Sunday, September 23, 2012
Hockey cures all sins?
The NHL uses “safety value” as a reason to not have harsher penalties against fighting, and fighting is typically limited to a “red light district” of players. The alternative is what happens in other leagues, which is increased stick play, and that would apply to most of its players (that is, spreading anarchy across everyone). This of course stands in contrast to the NHL in the playoffs where you have reduced fighting, and that’s because the incentive system has changed.
All that is without considering that there’s an additional point of concussions or other brain-related injuries, which would seem to suggest that whatever benefits red light districts has, if it comes at a cost of diseases to the affected parties, it’s not worth it.
But then you get to non-adults playing hockey in an organized sport. The takeaway:
Guelph sold tickets last year to people eager to watch a 16 year old fight. If he was fighting in a cage or fighting in a boxing ring, one fight would be illegal. Just add ice though, and everything’s ok. Try and keep it under ten a year? Maybe?
Junior hockey is a pretty sick sport. This is just another example of that. People who buy tickets to watch their favourite 16 year old boy fight 18, 19 and 20 year old guys are sick.
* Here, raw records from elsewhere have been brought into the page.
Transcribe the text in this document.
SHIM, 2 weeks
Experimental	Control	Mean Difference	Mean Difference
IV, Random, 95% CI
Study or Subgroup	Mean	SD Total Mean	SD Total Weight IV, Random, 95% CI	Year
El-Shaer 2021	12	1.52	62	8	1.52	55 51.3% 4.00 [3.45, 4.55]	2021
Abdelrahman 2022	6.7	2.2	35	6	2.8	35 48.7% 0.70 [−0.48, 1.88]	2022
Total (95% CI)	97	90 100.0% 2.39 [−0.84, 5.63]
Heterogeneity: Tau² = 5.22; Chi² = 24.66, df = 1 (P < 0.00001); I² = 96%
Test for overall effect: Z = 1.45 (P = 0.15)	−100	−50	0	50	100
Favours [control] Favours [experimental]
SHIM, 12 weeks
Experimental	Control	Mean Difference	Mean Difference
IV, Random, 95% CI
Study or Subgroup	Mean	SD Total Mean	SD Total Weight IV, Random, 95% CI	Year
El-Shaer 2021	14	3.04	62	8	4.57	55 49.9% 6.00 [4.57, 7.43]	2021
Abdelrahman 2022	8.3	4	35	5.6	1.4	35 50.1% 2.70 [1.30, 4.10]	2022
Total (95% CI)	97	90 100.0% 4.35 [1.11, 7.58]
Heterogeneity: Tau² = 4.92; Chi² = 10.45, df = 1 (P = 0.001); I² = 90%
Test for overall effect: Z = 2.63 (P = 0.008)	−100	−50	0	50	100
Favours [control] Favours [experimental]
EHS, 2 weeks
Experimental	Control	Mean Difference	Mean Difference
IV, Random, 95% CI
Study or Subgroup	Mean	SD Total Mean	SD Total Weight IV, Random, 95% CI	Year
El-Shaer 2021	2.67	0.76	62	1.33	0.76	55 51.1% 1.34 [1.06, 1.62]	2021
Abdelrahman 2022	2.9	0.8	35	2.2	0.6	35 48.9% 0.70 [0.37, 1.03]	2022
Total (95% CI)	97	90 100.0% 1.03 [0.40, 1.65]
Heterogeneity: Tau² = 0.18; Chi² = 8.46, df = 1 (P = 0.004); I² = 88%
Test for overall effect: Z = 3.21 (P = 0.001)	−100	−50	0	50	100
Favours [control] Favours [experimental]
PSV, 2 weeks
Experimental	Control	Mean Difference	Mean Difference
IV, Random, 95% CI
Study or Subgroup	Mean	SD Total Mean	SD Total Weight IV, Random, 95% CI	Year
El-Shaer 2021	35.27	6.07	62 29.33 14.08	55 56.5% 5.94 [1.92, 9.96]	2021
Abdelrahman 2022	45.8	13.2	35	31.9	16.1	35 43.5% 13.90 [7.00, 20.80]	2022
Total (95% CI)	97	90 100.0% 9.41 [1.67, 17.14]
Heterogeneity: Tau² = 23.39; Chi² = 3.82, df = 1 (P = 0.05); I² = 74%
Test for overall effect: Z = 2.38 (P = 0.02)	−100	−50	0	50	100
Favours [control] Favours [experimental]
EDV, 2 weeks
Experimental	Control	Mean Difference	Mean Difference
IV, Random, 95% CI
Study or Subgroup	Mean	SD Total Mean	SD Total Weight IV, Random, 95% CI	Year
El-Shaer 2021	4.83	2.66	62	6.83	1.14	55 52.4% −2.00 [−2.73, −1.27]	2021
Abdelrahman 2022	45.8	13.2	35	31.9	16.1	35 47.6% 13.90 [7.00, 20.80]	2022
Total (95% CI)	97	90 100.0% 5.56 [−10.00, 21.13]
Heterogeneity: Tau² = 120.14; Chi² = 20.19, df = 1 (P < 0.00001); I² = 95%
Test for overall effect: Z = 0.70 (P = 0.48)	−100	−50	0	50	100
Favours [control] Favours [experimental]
It’s weird that the part of society that doesn’t suffer from this sickness is somehow willing to tolerate it, when it acts sort of sensibly in limiting the rights of minors to fight for money elsewhere. Hockey cures all sins, I guess. And renders irrelevant medical data.
There was this cool Star Trek episode where rather than fight an actual war, they fight simulations. And simulated deaths are recorded. And each side agreed to send people to actual deaths to count against the simulated deaths. They figured that this would be better for society, that buildings, structures, etc all would not be levelled. The problem is that they were doing this system for hundreds of years. It was “working” and they presumed the alternative was worse.
But, without an incentive to stop doing what they are doing, they just perpetuated the system.
Europeans boo fights because they don’t like to see fights. North American cheer fights because they like to see fights. But both regions behave like that because that’s what they are used to. They are conditioned to go-with-the-flow (inertia).
If there is fear that fighting=ejection would lead to vicious stick play, then that should be addressed as it happens. Basically, start the “war” by banning fighting, see how bad it gets, and then fix it so that fighting can end, and vicious stick plays won’t be an issue. If everyone is too scared of the alternative, then you just perpetuate what exists, and that in the end is going to be too much to handle.
Not to mention that the junior leagues model the pros, and the pros rely on the junior leagues for talent. We need a paradigm shift.